Герберт потоптался, положил квитанцию о покупке телевизора в карман и пошел к машине.

– Я поеду, мне надоел этот спектакль.

Родственники попытались его удержать, а Стюард снова повторил свою таинственную фразу:

– Это его прерогатива. Он может уехать.

Отъехав пару километров, Герберт весело порвал квитанцию об оплате телевизора. Не успел он припарковать машину у дома, как ему позвонил полицейский.

– Вы не могли бы приехать и выдать молодому человеку его кошелек и документы?

– Только если вы проследите, чтобы он ничего не стащил из квартиры…

Герберт снова ехал по той же дорогое. Ему отчего-то было приятно валяться во всей этой грязи. Склока радовала его.

Прибыв на место, Герберт подошел к полицейскому, который демонстративно не выходил из машины, таким способом выражая свое презрение к происходящему. Вот если бы произошло убийство, или серьезная кража – тогда другое дело. А тут вызвали по пустяку…

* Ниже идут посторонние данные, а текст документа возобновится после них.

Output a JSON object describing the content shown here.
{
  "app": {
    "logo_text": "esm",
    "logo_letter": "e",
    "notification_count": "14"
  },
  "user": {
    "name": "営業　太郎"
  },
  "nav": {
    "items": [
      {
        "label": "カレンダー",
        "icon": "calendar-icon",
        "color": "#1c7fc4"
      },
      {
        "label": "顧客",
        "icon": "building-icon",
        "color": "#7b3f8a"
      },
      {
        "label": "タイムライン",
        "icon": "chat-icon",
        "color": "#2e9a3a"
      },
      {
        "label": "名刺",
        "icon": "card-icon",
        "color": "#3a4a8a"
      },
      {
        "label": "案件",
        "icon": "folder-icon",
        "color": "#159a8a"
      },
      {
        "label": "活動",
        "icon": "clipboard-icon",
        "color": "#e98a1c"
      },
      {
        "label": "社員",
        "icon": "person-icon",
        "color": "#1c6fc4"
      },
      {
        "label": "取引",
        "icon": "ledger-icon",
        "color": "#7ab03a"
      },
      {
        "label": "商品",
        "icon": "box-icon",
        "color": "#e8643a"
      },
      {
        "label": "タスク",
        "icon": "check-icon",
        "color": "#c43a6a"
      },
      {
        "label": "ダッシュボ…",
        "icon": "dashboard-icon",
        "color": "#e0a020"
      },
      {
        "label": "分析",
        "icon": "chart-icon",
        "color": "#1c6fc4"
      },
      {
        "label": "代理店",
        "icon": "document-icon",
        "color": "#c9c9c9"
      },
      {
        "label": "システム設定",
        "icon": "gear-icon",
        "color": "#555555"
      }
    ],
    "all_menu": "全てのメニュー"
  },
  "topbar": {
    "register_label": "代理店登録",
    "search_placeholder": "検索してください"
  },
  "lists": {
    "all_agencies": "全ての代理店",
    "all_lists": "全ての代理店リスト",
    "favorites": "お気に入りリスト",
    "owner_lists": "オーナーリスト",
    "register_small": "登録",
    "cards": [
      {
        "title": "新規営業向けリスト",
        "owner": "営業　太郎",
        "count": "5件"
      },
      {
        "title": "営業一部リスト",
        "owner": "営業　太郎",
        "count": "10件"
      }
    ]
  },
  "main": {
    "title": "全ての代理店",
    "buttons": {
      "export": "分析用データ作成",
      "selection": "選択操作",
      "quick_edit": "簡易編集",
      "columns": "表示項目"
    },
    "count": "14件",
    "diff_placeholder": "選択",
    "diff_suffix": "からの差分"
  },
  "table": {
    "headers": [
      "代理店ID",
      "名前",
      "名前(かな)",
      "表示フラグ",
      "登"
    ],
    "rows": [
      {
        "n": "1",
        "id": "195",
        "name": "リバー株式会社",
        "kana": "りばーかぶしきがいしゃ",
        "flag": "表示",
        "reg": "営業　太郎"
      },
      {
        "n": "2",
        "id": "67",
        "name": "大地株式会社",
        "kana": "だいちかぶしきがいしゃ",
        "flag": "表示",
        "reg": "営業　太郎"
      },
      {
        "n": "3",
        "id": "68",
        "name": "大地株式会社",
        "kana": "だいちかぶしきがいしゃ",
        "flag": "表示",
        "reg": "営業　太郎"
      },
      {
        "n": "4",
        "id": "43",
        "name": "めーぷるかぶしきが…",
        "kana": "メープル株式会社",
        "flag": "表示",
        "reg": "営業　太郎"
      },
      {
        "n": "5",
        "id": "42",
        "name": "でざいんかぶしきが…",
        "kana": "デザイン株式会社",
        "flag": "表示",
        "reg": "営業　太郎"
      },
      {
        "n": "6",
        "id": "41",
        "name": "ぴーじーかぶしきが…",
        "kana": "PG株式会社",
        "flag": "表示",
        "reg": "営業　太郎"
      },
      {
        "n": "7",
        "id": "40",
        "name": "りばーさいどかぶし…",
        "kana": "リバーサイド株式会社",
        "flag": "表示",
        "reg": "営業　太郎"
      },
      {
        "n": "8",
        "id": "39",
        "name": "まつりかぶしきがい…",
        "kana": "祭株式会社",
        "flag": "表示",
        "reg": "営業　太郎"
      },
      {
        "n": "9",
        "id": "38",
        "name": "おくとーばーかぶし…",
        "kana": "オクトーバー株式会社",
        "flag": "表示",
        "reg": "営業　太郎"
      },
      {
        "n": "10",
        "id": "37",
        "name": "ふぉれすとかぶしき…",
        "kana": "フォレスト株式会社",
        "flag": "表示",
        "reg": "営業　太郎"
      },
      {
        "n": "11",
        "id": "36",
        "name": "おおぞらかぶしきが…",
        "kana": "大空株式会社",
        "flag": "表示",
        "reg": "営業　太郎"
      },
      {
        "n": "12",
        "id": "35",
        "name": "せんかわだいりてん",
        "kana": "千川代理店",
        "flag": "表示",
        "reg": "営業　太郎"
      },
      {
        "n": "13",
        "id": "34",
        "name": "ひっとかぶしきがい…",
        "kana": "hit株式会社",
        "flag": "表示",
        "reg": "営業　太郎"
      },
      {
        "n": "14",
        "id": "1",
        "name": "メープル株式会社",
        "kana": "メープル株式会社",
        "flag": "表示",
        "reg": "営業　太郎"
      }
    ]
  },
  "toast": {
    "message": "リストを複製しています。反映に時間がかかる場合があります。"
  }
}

Стюард рыскал где-то в стороне (видимо, искал пропавшую квитанцию на телевизор).

Герберт умел и даже любил разговаривать с властями. При этом он входил в такое чудное состояния полного слияния с государством, мыслил как оно, дышал категориями всеобщего блага, что неизменно оказывался на высоте и считался крайне добропорядочным гражданином. Это было вовсе не от лицемерия. Просто в Герберте жили два человека: один – несносный бунтарь и анархист, другой – законопослушный член общества. В каждый отдельный момент Герберт свято верил в собственную искренность. Правда, каждый раз после перехода от государственного образа мысли к диссидентскому у него немного кружилась голова и пощипывала совесть… Потом он долго и несносно болел, понимая, что только не подал виду, а на самом деле тяжело и вовсе не бесследно пережил предательство самого себя.

Итак, он вежливо и с максимально допустимой в подобных обстоятельствах правдивостью ответил на все вопросы полицейского, сообщил, что квартира не имеет к Стюарду никакого отношения и так далее, и попросил полицейского поприсутствовать, когда Стюард будет допущен внутрь.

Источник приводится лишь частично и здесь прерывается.